Lorenzo's Oil (1992)

3 1/2 Stars (out of 4)

This Mortal 'Oil'

By Jeffrey M. Anderson

Filmmaker George Miller may be best known for his Mad Max films, but it should be known that he's also a doctor, and, more so than many other action directors, tends to show great compassion in his works. His Lorenzo's Oil sounds like one of those movies you don't want to see, a disease-of-the-week weepie released at Oscar time, but he brings an incredible, surprising amount of kinetic energy to the story (a brief nightmare sequence may remind you of Mad Max), as well as a genuine emotional depth.

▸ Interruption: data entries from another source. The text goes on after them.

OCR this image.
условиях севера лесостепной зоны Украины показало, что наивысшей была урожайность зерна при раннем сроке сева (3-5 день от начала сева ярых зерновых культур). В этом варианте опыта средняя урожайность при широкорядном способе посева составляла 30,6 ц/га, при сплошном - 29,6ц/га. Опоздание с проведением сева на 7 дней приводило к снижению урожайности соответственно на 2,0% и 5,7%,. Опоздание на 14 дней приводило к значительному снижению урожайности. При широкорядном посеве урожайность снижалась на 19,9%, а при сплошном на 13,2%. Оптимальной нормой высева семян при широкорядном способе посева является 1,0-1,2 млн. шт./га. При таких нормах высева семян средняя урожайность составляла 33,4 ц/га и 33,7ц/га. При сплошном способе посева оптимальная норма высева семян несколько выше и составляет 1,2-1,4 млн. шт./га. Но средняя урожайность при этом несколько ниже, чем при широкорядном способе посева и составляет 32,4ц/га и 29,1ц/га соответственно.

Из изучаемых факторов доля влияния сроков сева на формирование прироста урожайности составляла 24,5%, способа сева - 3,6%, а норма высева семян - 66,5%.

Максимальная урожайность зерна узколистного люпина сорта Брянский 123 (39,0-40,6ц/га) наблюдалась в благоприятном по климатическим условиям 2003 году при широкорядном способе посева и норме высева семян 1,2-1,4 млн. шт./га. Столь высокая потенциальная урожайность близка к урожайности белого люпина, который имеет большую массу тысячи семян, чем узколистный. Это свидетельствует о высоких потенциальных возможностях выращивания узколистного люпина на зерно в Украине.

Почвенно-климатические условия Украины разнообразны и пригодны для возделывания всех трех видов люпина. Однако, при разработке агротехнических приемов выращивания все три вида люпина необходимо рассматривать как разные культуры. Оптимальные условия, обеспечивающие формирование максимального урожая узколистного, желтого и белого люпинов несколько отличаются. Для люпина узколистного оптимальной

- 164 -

Nick Nolte and Susan Sarandon are Augusto and Michaela Odone, whose young son Lorenzo contracts ALD. The disease has something to do with high numbers of fatty acids in the system which (I think) breaks down the myelin walls that protect the nerves. In any case, the disease eventually stops everything from working: motor skills, eyesight, hearing, etc., and results in death. But the Odones fight for their son's life, and find the answer in olive and grapeseed oils.

Astoundingly, as complex as all this is, the movie manages to explain all this in a way that doesn't talk down to the audience, but neither does it go over our heads. The late, great Peter Ustinov co-stars as a doctor, with Kathleen Wilhoite, Margo Martindale, James Rebhorn, and others in supporting roles. The performances are exemplary, with Nolte managing a complex Italian accent and Sarandon commanding every scene she's in. (Only Sarandon and the screenplay by Miller and Nick Enright received Oscar nominations.) The real-life Lorenzo lived until just past his 30th birthday and died in 2008.

In 2020, Kino Lorber released a beautiful Blu-ray edition, featuring a commentary track by film critic Peter Tonguette, who proclaims the film a masterpiece, optional subtitles, and a whole batch of trailers.